Gender is defined as the state of being male or female (typically used with reference to social and cultural differences rather than biological ones). This explains that since gender is a social/cultural term rather than biological, we can relate this to specific gender roles.
So are men and women really all that different?
Let’s use directions as an example. Have you ever asked a man and a woman for directions? How are their directions different? Typically, (not always) men will focus more on spatial orientation (North, East, street names, etc.) while women will focus more on relationship orientation (landmarks).
This example explains a lot about the difference in men and women’s brains. The spatial orientation/relationship orientation goes past just directions. this relates to how men are more likely to take action immediately while women will take a moment to handle the emotions of a situation. Men are typically more straightforward, only handling one thing at a time, while women like to look at many different ways to complete a task and can be working on many things at once.
When it comes to parenting, mothers are generally more nurturing, while fathers are more playful and are most often the provider and protector. It’s important for a child to have both and mother and a father in the home, because having both of these gender roles as parents will give them the best upbringing possible. It helps children learn how to handle their emotions in both perspectives.
So if men and women are so different, how are we supposed to work together?
In a talk by Linda K. Burton, she says, “In a chapter about families, the Church handbook contains this statement: ‘The nature of male and female spirits is such that they complete each other.’ Please note that it does not say ‘compete with each other’ but ‘complete each other’! We are here to help, lift, and rejoice with each other as we try to become our very best selves.”
I could not agree with this quote more! I have seen in my own marriage that our traits, as men and women, work together beautifully if we will let them. When men and women work together, we can bring great things to the home and create a successful, loving family. It is important to use these traits we have been given as men and women to work together–to create this sense of “completing each other”. We as men and women have been given divine roles to use in our families, and if we can all find a way to put these traits together, we can be oh so happy and teach our children the wonderful joy of family!
I have found in my own marriage that my husband and I have completely different traits, some regarding to gender and some not. When we are willing to work together, my traits complete his, and vice versa. For example, I hate cleaning the bathroom and my husband hates doing laundry. So because he doesn’t mind cleaning the bathroom and I don’t mind laundry, we told each other that he will always clean the bathroom and I will always do laundry–our system works out so well! This is just a small, minor example of our traits as men and women working well together, but I have realized that because we communicated this to one another, it makes us so much happier and it makes our household so much more efficient!
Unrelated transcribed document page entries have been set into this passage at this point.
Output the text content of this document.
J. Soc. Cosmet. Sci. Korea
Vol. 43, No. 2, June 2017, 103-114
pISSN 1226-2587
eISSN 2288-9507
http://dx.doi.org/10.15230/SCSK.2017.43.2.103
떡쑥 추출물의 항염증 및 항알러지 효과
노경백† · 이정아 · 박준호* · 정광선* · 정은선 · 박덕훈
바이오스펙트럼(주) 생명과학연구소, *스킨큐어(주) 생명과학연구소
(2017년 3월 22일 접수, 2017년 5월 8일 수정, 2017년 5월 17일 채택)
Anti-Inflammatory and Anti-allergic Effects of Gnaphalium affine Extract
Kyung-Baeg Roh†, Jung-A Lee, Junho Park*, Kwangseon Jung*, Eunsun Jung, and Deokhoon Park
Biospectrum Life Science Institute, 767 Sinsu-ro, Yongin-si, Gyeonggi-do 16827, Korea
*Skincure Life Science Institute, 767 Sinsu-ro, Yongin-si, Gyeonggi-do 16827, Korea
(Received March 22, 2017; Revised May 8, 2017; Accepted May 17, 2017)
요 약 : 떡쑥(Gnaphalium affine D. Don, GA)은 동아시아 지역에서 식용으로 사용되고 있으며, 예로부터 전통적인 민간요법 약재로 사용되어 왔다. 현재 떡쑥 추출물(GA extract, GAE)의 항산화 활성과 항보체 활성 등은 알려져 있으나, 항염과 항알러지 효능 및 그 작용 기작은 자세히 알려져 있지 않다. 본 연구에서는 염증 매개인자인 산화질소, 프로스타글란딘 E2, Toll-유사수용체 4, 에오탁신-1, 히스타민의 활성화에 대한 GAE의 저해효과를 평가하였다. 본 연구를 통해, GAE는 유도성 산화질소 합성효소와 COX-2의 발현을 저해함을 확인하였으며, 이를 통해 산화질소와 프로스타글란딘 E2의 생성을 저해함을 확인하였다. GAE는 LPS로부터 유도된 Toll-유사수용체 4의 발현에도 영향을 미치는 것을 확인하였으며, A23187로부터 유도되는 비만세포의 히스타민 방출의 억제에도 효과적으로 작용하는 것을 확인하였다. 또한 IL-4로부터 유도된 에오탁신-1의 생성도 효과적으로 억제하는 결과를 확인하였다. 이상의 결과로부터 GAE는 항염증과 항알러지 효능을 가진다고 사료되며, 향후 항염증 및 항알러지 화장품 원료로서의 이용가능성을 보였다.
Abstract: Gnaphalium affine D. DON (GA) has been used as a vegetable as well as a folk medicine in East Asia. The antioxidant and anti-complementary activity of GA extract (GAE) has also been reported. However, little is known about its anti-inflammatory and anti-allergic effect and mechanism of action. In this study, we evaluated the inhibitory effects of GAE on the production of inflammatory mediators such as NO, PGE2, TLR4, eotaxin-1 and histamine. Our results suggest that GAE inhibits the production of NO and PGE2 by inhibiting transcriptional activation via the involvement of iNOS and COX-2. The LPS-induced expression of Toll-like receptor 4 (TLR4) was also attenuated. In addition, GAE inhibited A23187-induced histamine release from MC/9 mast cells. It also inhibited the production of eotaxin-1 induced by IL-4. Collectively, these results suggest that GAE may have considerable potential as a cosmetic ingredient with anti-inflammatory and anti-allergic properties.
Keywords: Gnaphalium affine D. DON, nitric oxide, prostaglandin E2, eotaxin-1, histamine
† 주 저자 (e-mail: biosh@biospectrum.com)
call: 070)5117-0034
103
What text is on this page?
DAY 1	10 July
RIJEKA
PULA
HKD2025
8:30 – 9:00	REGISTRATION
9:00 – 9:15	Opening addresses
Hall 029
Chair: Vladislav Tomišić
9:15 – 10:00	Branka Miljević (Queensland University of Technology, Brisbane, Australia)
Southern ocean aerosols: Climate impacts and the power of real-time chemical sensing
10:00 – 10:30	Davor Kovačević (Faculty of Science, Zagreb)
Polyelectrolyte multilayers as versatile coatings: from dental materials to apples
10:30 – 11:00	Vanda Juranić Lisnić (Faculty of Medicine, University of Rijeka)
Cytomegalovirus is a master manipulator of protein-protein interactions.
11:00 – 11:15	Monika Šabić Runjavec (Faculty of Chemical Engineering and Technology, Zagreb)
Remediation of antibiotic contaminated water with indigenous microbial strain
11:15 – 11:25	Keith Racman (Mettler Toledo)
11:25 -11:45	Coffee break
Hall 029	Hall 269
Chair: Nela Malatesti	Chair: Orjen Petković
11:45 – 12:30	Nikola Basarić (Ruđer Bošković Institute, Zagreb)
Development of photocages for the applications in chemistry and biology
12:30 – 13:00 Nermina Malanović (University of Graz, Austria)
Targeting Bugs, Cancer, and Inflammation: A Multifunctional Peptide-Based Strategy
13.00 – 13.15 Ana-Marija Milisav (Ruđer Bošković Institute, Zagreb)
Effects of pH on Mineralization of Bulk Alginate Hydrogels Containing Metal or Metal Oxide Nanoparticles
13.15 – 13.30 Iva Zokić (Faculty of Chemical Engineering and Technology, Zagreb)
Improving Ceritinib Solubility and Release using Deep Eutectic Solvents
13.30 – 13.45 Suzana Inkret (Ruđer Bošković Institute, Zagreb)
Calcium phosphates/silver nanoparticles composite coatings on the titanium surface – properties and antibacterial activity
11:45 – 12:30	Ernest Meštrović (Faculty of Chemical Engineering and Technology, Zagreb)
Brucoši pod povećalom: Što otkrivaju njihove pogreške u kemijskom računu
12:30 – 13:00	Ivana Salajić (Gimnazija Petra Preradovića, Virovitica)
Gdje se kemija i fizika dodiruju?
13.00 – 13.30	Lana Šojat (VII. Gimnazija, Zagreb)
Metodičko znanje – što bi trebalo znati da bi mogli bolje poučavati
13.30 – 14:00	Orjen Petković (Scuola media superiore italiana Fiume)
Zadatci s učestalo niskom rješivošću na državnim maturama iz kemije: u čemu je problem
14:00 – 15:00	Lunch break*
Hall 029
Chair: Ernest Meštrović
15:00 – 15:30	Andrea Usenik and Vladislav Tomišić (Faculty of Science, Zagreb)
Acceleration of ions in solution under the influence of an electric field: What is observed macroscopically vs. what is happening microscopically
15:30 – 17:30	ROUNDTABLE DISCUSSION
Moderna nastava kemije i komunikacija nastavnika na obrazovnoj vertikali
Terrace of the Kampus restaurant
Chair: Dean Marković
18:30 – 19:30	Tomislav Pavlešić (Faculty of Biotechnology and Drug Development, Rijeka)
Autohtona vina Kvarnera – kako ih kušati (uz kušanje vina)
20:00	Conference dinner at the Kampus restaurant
Gender roles are so important when it comes to parenting. Although my husband and I are not yet parents, we have already talked about how we will handle things when we start our family. Because of our values, we have decided that my husband will work and I will stay at home with our kids. We believe that because women are more nurturing and teaching in nature, it is best that I stay home with the kids, to help raise them to be loving individuals. Similarly, because men are more protecting and providing in nature, we decided it would be best that my husband go to work and provide for our family. It is extremely important to decide family roles based on personal beliefs and values, while taking gender roles into consideration.
We must always remember that males and females are not the same. We weren’t made the same biologically, and we shouldn’t be treated that way culturally either. It is also important to note that while we are not the same, we are still equal. We both have amazing things to bring to society and both roles are equally important, especially in families.